Descriptions, Reviews, Etc.
Publisher Description:

From acclaimed popular historian Richard Snow comes the thrilling story of the naval battle that changed the Civil War and the future of all sea power.

No single sea battle has had more far-reaching consequences than the one fought in the harbor at Hampton Roads, Virginia, in March 1862. The Confederacy, with no fleet of its own, built an iron fort containing ten heavy guns on the hull of a captured Union frigate named the Merrimack. The North got word of the project when it was already well along, and, in desperation, commissioned an eccentric inventor named John Ericsson to build the Monitor, an entirely revolutionary iron warship-at the time, the single most complicated machine ever made. Abraham Lincoln himself was closely involved with the ship's design. Rushed through to completion in just one hundred days, it mounted only two guns, but they were housed in a shot-proof revolving turret.

The ship hurried south from Brooklyn (and nearly sank twice on the voyage), only to arrive to find the Merrimack had destroyed half the Union fleet and would be back to finish the job the next day. When she returned, the Monitor was there. She fought the Merrimack to a standstill and saved the Union cause. As soon as word of the battle spread, Great Britain-the foremost sea power of the day-ceased work on all wooden ships. A thousand-year-old tradition ended, and the path to the naval future opened.

Iron Dawn is the irresistible story of these incredible, intimidating war machines. Historian Richard Snow brings to vivid life the tensions of the time, explaining how wooden and ironclad ships worked, maneuvered, battled, and sank. This full account of the Merrimack and Monitor has never been told in such immediate, compelling detail.

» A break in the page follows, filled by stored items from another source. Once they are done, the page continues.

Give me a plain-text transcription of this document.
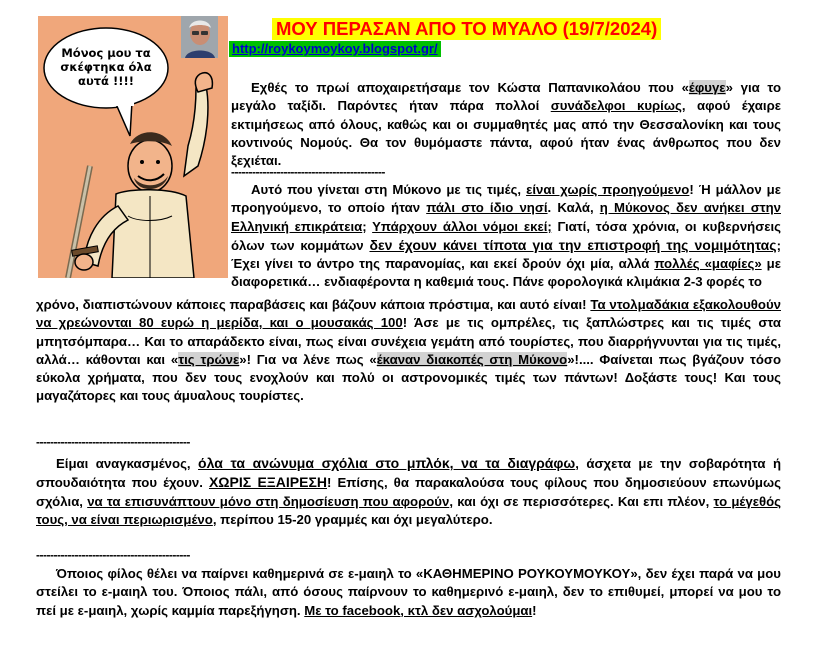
Μόνος μου τα σκέφτηκα όλα αυτά !!!!
ΜΟΥ ΠΕΡΑΣΑΝ ΑΠΟ ΤΟ ΜΥΑΛΟ (19/7/2024)
http://roykoymoykoy.blogspot.gr/
Εχθές το πρωί αποχαιρετήσαμε τον Κώστα Παπανικολάου που «έφυγε» για το μεγάλο ταξίδι. Παρόντες ήταν πάρα πολλοί συνάδελφοι κυρίως, αφού έχαιρε εκτιμήσεως από όλους, καθώς και οι συμμαθητές μας από την Θεσσαλονίκη και τους κοντινούς Νομούς. Θα τον θυμόμαστε πάντα, αφού ήταν ένας άνθρωπος που δεν ξεχιέται.
--------------------------------------------
Αυτό που γίνεται στη Μύκονο με τις τιμές, είναι χωρίς προηγούμενο! Ή μάλλον με προηγούμενο, το οποίο ήταν πάλι στο ίδιο νησί. Καλά, η Μύκονος δεν ανήκει στην Ελληνική επικράτεια; Υπάρχουν άλλοι νόμοι εκεί; Γιατί, τόσα χρόνια, οι κυβερνήσεις όλων των κομμάτων δεν έχουν κάνει τίποτα για την επιστροφή της νομιμότητας; Έχει γίνει το άντρο της παρανομίας, και εκεί δρούν όχι μία, αλλά πολλές «μαφίες» με διαφορετικά… ενδιαφέροντα η καθεμιά τους. Πάνε φορολογικά κλιμάκια 2-3 φορές το
χρόνο, διαπιστώνουν κάποιες παραβάσεις και βάζουν κάποια πρόστιμα, και αυτό είναι! Τα ντολμαδάκια εξακολουθούν να χρεώνονται 80 ευρώ η μερίδα, και ο μουσακάς 100! Άσε με τις ομπρέλες, τις ξαπλώστρες και τις τιμές στα μπητσόμπαρα… Και το απαράδεκτο είναι, πως είναι συνέχεια γεμάτη από τουρίστες, που διαρρήγνυνται για τις τιμές, αλλά… κάθονται και «τις τρώνε»! Για να λένε πως «έκαναν διακοπές στη Μύκονο»!.... Φαίνεται πως βγάζουν τόσο εύκολα χρήματα, που δεν τους ενοχλούν και πολύ οι αστρονομικές τιμές των πάντων! Δοξάστε τους! Και τους μαγαζάτορες και τους άμυαλους τουρίστες.
--------------------------------------------
Είμαι αναγκασμένος, όλα τα ανώνυμα σχόλια στο μπλόκ, να τα διαγράφω, άσχετα με την σοβαρότητα ή σπουδαιότητα που έχουν. ΧΩΡΙΣ ΕΞΑΙΡΕΣΗ! Επίσης, θα παρακαλούσα τους φίλους που δημοσιεύουν επωνύμως σχόλια, να τα επισυνάπτουν μόνο στη δημοσίευση που αφορούν, και όχι σε περισσότερες. Και επι πλέον, το μέγεθός τους, να είναι περιωρισμένο, περίπου 15-20 γραμμές και όχι μεγαλύτερο.
--------------------------------------------
Όποιος φίλος θέλει να παίρνει καθημερινά σε ε-μαιηλ το «ΚΑΘΗΜΕΡΙΝΟ ΡΟΥΚΟΥΜΟΥΚΟΥ», δεν έχει παρά να μου στείλει το ε-μαιηλ του. Όποιος πάλι, από όσους παίρνουν το καθημερινό ε-μαιηλ, δεν το επιθυμεί, μπορεί να μου το πεί με ε-μαιηλ, χωρίς καμμία παρεξήγηση. Με το facebook, κτλ δεν ασχολούμαι!
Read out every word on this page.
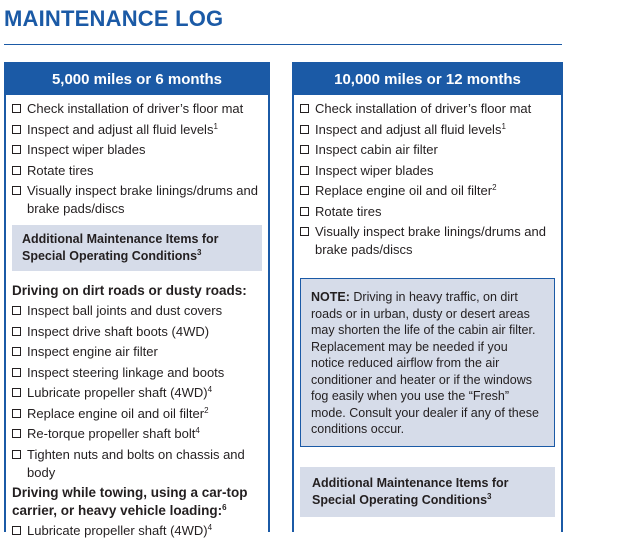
MAINTENANCE LOG
5,000 miles or 6 months
Check installation of driver’s floor mat
Inspect and adjust all fluid levels$^1$
Inspect wiper blades
Rotate tires
Visually inspect brake linings/drums and brake pads/discs
Additional Maintenance Items for Special Operating Conditions$^3$
Driving on dirt roads or dusty roads:
Inspect ball joints and dust covers
Inspect drive shaft boots (4WD)
Inspect engine air filter
Inspect steering linkage and boots
Lubricate propeller shaft $(4WD)^4$
Replace engine oil and oil filter$^2$
Re-torque propeller shaft bolt$^4$
Tighten nuts and bolts on chassis and body
Driving while towing, using a car-top carrier, or heavy vehicle loading:$^6$
Lubricate propeller shaft $(4WD)^4$
10,000 miles or 12 months
Check installation of driver’s floor mat
Inspect and adjust all fluid levels$^1$
Inspect cabin air filter
Inspect wiper blades
Replace engine oil and oil filter$^2$
Rotate tires
Visually inspect brake linings/drums and brake pads/discs
NOTE: Driving in heavy traffic, on dirt roads or in urban, dusty or desert areas may shorten the life of the cabin air filter. Replacement may be needed if you notice reduced airflow from the air conditioner and heater or if the windows fog easily when you use the “Fresh” mode. Consult your dealer if any of these conditions occur.
Additional Maintenance Items for Special Operating Conditions$^3$
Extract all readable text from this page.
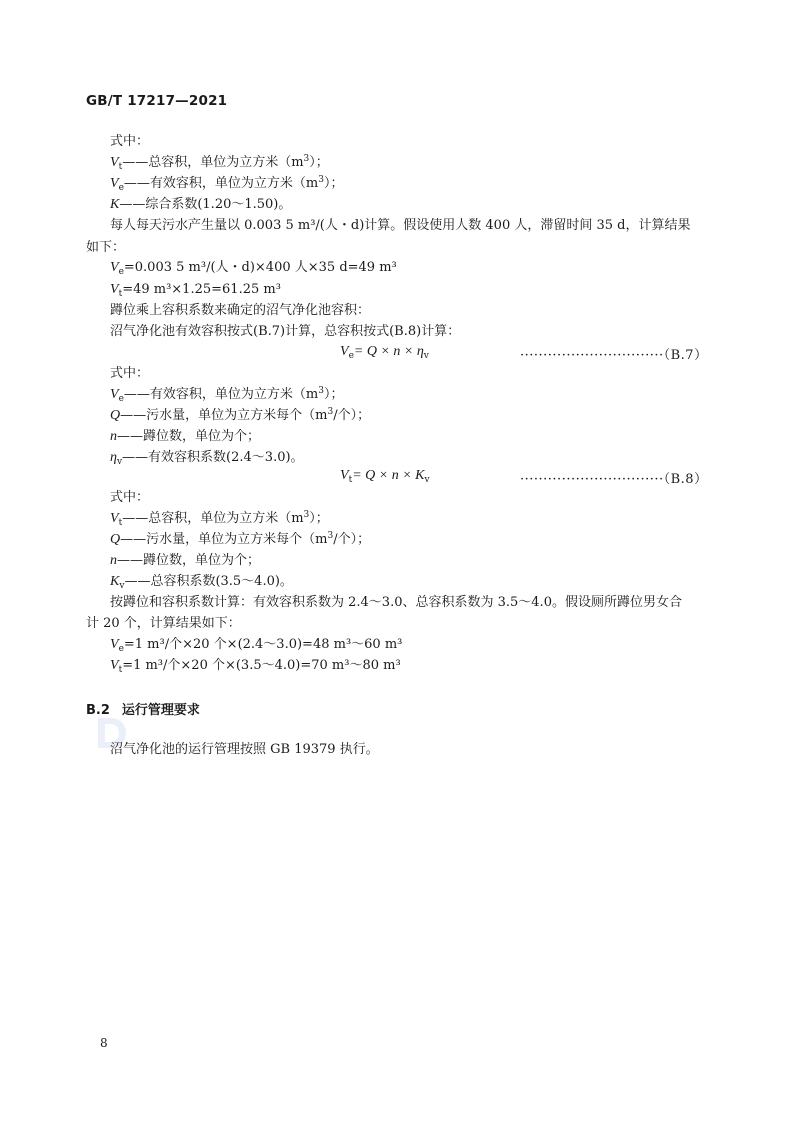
GB/T 17217—2021
式中：
$V_t——$总容积，单位为立方米$(m^3)$；
$V_e——$有效容积，单位为立方米$(m^3)$；
K——综合系数(1.20～1.50)。
每人每天污水产生量以 0.003 5 m³/(人・d)计算。假设使用人数 400 人，滞留时间 35 d，计算结果
如下：
$V_e=0.003$ 5 m³/(人・d)×400 人×35 d=49 m³
$V_t=49$ m³×1.25=61.25 m³
蹲位乘上容积系数来确定的沼气净化池容积：
沼气净化池有效容积按式(B.7)计算，总容积按式(B.8)计算：
$V_e= Q \times n \times \eta_v$	·······························（B.7）
式中：
$V_e——$有效容积，单位为立方米$(m^3)$；
Q——污水量，单位为立方米每个（$m^3/$个）；
n——蹲位数，单位为个；
$\eta_v——$有效容积系数(2.4～3.0)。
$V_t= Q \times n \times K_v$	·······························（B.8）
式中：
$V_t——$总容积，单位为立方米$(m^3)$；
Q——污水量，单位为立方米每个（$m^3/$个）；
n——蹲位数，单位为个；
$K_v——$总容积系数(3.5～4.0)。
按蹲位和容积系数计算：有效容积系数为 2.4～3.0、总容积系数为 3.5～4.0。假设厕所蹲位男女合
计 20 个，计算结果如下：
$V_e=1$ m³/个×20 个×(2.4～3.0)=48 m³～60 m³
$V_t=1$ m³/个×20 个×(3.5～4.0)=70 m³～80 m³
B.2 运行管理要求
沼气净化池的运行管理按照 GB 19379 执行。
8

Contributor Bio(s): Snow, Richard: -

Richard Snow was born in New York City and graduated with a BA from Columbia College in 1970. He worked at American Heritage for nearly four decades and was its editor-in-chief for seventeen years. He is the author of several books, among them two novels and a volume of poetry. Snow has served as a consultant for historical motion pictures-among them Glory-and has written for documentaries, including the Burns brothers' Civil War and Ric Burns' award-winning PBS film Coney Island, whose screenplay he wrote.

Gardner, Grover: -

Grover Gardner is an award-winning narrator with over eight hundred titles to his credit. Named one of the Best Voices of the Century and a Golden Voice by AudioFile magazine, he has won three prestigious Audie Awards, was chosen Narrator of the Year for 2005 by Publishers Weekly, and has earned more than thirty Earphones Awards.